Book Explores How Legal Thinking — and Law Itself — Evolved in 20th Century
G. Edward White

G. Edward White is a David and Mary Harrison Distinguished Professor of Law. Photo by Jesús Pino

April 17, 2019

To truly understand law today, look at how it rapidly changed in the 20th century, University of Virginia law professor G. Edward White says in his new book, the third and final installment in his “Law in American History” series.

Published this week by Oxford University Press, “Law in American History, Volume III: 1930 to 2000” covers how law and legal education evolved in the modernist age.

The 20th century saw more Americans gaining suffrage rights, the increase of industrialization and capitalist economies, shifts in both higher education and legal education, all-out war, a growing federal bureaucracy and changing attitudes about causal agency. All of these changes affected legal thinking to various degrees.

“Humans are thought of as controlling their destinies in a fashion they were not previously thought of doing,” White said.

Modernist views reject the idea that the law is a collection of timeless, set principles, he said.

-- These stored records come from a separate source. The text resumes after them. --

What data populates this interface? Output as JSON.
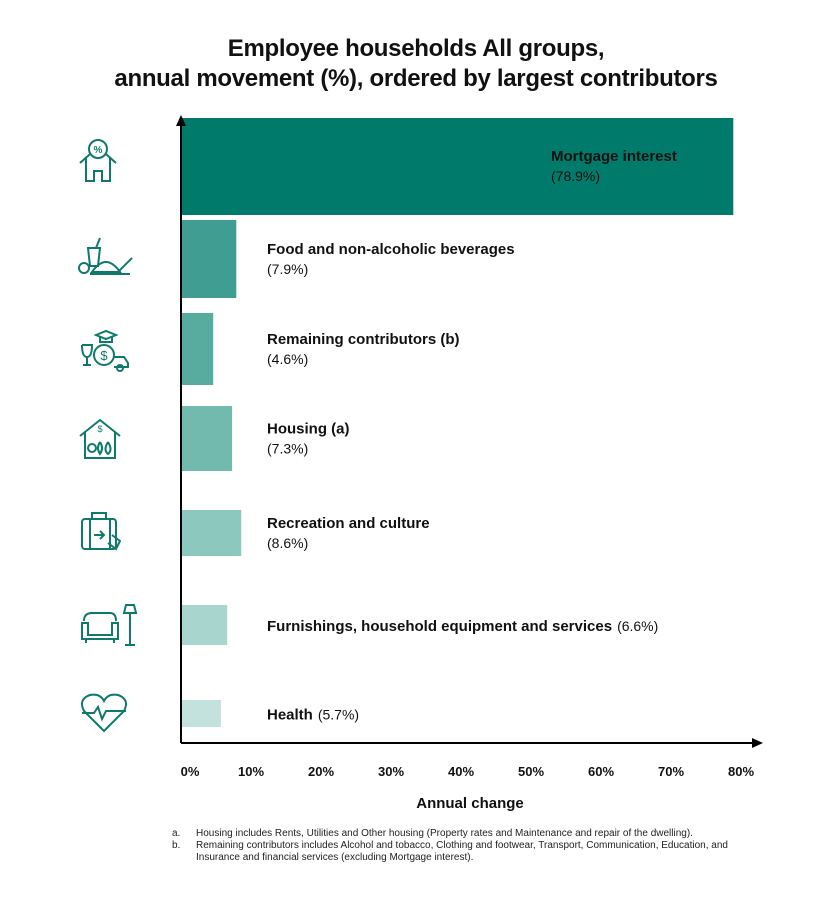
{
  "chart_data": {
    "type": "bar",
    "orientation": "horizontal",
    "title": [
      "Employee households All groups,",
      "annual movement (%), ordered by largest contributors"
    ],
    "xlabel": "Annual change",
    "xlim": [
      0,
      80
    ],
    "xticks": [
      "0%",
      "10%",
      "20%",
      "30%",
      "40%",
      "50%",
      "60%",
      "70%",
      "80%"
    ],
    "grid": false,
    "categories": [
      "Mortgage interest",
      "Food and non-alcoholic beverages",
      "Remaining contributors (b)",
      "Housing (a)",
      "Recreation and culture",
      "Furnishings, household equipment and services",
      "Health"
    ],
    "values": [
      78.9,
      7.9,
      4.6,
      7.3,
      8.6,
      6.6,
      5.7
    ],
    "value_labels": [
      "(78.9%)",
      "(7.9%)",
      "(4.6%)",
      "(7.3%)",
      "(8.6%)",
      "(6.6%)",
      "(5.7%)"
    ],
    "colors": [
      "#007b6b",
      "#3f9e91",
      "#58ab9f",
      "#72b9ae",
      "#8dc8bf",
      "#a9d5cf",
      "#c3e2de"
    ],
    "icons": [
      "house-percent-icon",
      "food-icon",
      "money-education-icon",
      "house-utilities-icon",
      "luggage-icon",
      "armchair-lamp-icon",
      "heart-pulse-icon"
    ]
  },
  "footnotes": [
    {
      "marker": "a.",
      "text": "Housing includes Rents, Utilities and Other housing (Property rates and Maintenance and repair of the dwelling)."
    },
    {
      "marker": "b.",
      "text": "Remaining contributors includes Alcohol and tobacco, Clothing and footwear, Transport, Communication, Education, and Insurance and financial services (excluding Mortgage interest)."
    }
  ]
}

Instead, the law is viewed as changing over time, and changeable by legal interpreters. A related shift toward “legal realism” changed how judges were viewed, he added, from impartial legal scientists to impressionable lawmakers.

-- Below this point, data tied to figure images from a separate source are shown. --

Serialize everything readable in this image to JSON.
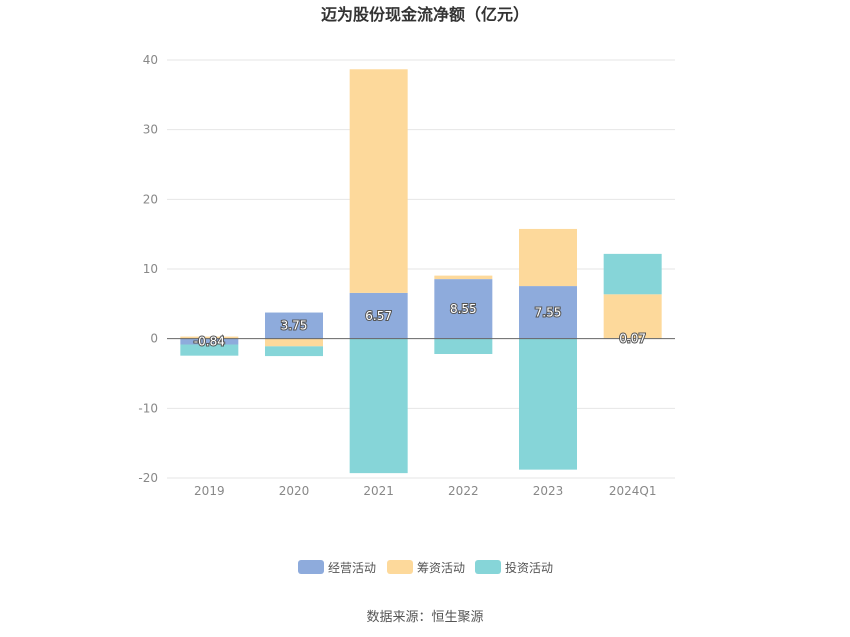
{
  "title": "迈为股份现金流净额（亿元）",
  "source": "数据来源：恒生聚源",
  "chart_data": {
    "type": "bar",
    "stacked": true,
    "categories": [
      "2019",
      "2020",
      "2021",
      "2022",
      "2023",
      "2024Q1"
    ],
    "series": [
      {
        "name": "经营活动",
        "color": "#8eabdc",
        "values": [
          -0.84,
          3.75,
          6.57,
          8.55,
          7.55,
          0.07
        ]
      },
      {
        "name": "筹资活动",
        "color": "#fdd99b",
        "values": [
          0.3,
          -1.1,
          32.1,
          0.5,
          8.2,
          6.3
        ]
      },
      {
        "name": "投资活动",
        "color": "#86d5d8",
        "values": [
          -1.6,
          -1.4,
          -19.3,
          -2.2,
          -18.8,
          5.8
        ]
      }
    ],
    "data_labels": [
      "-0.84",
      "3.75",
      "6.57",
      "8.55",
      "7.55",
      "0.07"
    ],
    "ylim": [
      -20,
      40
    ],
    "yticks": [
      -20,
      -10,
      0,
      10,
      20,
      30,
      40
    ],
    "grid": true,
    "legend_position": "bottom"
  }
}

“Legal realism suggested that the law is what people in power mean it to be,” White said.

World War II changed that, he argued. Law school faculty and students who served in the military sought to draw distinctions between free democracies like the Allies and totalitarian regimes like the Axis powers and Soviet Union. Realism’s emphasis on the capacity of human actors to “make” law in accordance with their own ideologies seemed uncomfortably close to a justification for totalitarian regimes.

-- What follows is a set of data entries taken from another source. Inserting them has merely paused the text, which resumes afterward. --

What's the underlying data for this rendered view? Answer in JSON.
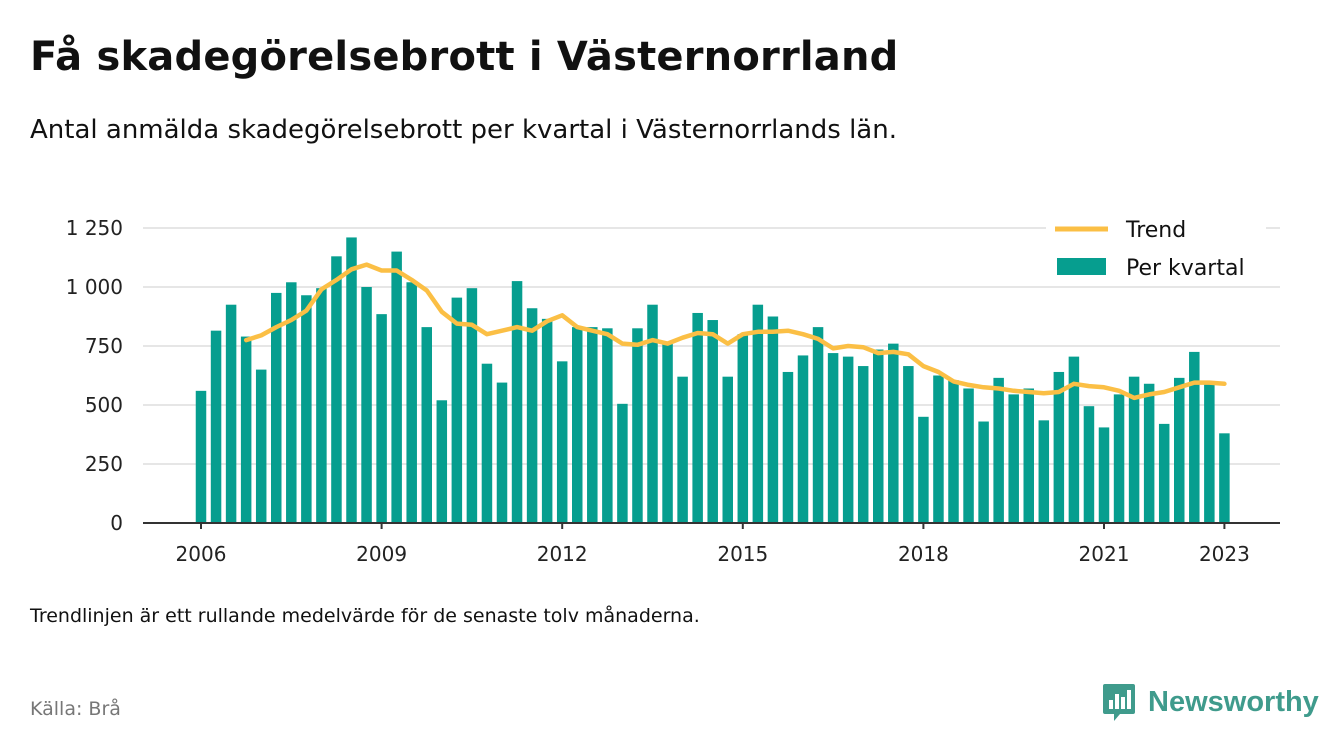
{
  "header": {
    "title": "Få skadegörelsebrott i Västernorrland",
    "subtitle": "Antal anmälda skadegörelsebrott per kvartal i Västernorrlands län."
  },
  "footer": {
    "note": "Trendlinjen är ett rullande medelvärde för de senaste tolv månaderna.",
    "source": "Källa: Brå",
    "brand": "Newsworthy"
  },
  "colors": {
    "bars": "#069e8f",
    "trend": "#fbbf45",
    "grid": "#dddddd",
    "axis": "#333333",
    "brand": "#3f9b8c"
  },
  "chart_data": {
    "type": "bar",
    "x_start": 2006,
    "ylim": [
      0,
      1250
    ],
    "yticks": [
      0,
      250,
      500,
      750,
      1000,
      1250
    ],
    "ytick_labels": [
      "0",
      "250",
      "500",
      "750",
      "1 000",
      "1 250"
    ],
    "xticks": [
      2006,
      2009,
      2012,
      2015,
      2018,
      2021,
      2023
    ],
    "xtick_labels": [
      "2006",
      "2009",
      "2012",
      "2015",
      "2018",
      "2021",
      "2023"
    ],
    "grid": true,
    "legend": {
      "position": "top-right",
      "items": [
        {
          "label": "Trend",
          "kind": "line"
        },
        {
          "label": "Per kvartal",
          "kind": "bar"
        }
      ]
    },
    "series": [
      {
        "name": "Per kvartal",
        "type": "bar",
        "values": [
          560,
          815,
          925,
          790,
          650,
          975,
          1020,
          965,
          995,
          1130,
          1210,
          1000,
          885,
          1150,
          1020,
          830,
          520,
          955,
          995,
          675,
          595,
          1025,
          910,
          865,
          685,
          830,
          830,
          825,
          505,
          825,
          925,
          765,
          620,
          890,
          860,
          620,
          800,
          925,
          875,
          640,
          710,
          830,
          720,
          705,
          665,
          735,
          760,
          665,
          450,
          625,
          605,
          570,
          430,
          615,
          545,
          570,
          435,
          640,
          705,
          495,
          405,
          545,
          620,
          590,
          420,
          615,
          725,
          590,
          380
        ]
      },
      {
        "name": "Trend",
        "type": "line",
        "values": [
          null,
          null,
          null,
          775,
          795,
          830,
          860,
          900,
          990,
          1030,
          1075,
          1095,
          1070,
          1070,
          1030,
          985,
          895,
          845,
          840,
          800,
          815,
          830,
          815,
          855,
          880,
          830,
          815,
          800,
          760,
          755,
          775,
          760,
          785,
          805,
          800,
          760,
          800,
          810,
          810,
          815,
          800,
          780,
          740,
          750,
          745,
          720,
          725,
          715,
          665,
          640,
          600,
          585,
          575,
          570,
          560,
          555,
          550,
          555,
          590,
          580,
          575,
          560,
          530,
          545,
          555,
          575,
          595,
          595,
          590
        ]
      }
    ]
  }
}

What emerged in response was “process theory” — the idea that legal institutions worked together toward common values while keeping each other in check.

“To really understand the legal process, you have to get into the weeds to determine exactly what these institutions are doing, what they do well and what they don’t do well,” White said. “All of that together creates a kind of morality of the process. If the process works well, if it truly checks institutions, then it protects the rights of individuals and it harmonizes with democracy.”

Another 20th-century development was that legislation increasingly supplanted common law doctrines — what White calls “statutorification.” The process resulted in uniform model laws for commercial transactions, criminal enforcement and civil procedure.

“It’s a phenomenon that stretches from the first workers’ compensation statutes right down through the adoption of the Uniform Commercial Code in the 1960s,” he said. “Statutorification of common law subjects extended over the course of the 20th century and has had a major impact.”

The U.S. Supreme Court changed, too, said White, noting how over a century the justices swayed from judicial guardianship of constitutional rights against legislative interference with them, to deference to other branches of government, to a review stance, which he calls “bifurcated review,” which alternated deferential and aggressive review of other-branch decisions, depending on the subject matter they affected.  

The book’s final chapter examines how contrasting political and judicial questions came to a head in Bush v. Gore, which halted the 2000 presidential ballot recount in Florida.

Several commentators have argued that the Supreme Court should have deferred to decisions by the Florida Supreme Court and legislature under the “political question” doctrine, which cautions courts from deciding cases where state courts or legislatures have decided issues that seem peculiarly suited for the political process. White reviews the 20th-century history of the political question doctrine to suggest that the Rehnquist Court’s intervention in Bush v. Gore was neither unprecedented nor inappropriate.

White, a David and Mary Harrison Distinguished Professor of Law, has published 17 previous books and has won numerous accolades, including final listing for the Pulitzer Prize in history, the Silver Gavel Award from the American Bar Association, the James Willard Hurst Prize from the Law & Society Association, the Littleton-Griswold Prize from the American Historical Association, the Scribes Award and the Association of American Law Schools’ Triennial Coif Award.

His first two volumes in the “Law in American History” series, covering from the colonial era to the Civil War and from Reconstruction through the 1920s, were published in 2012 and 2016, respectively.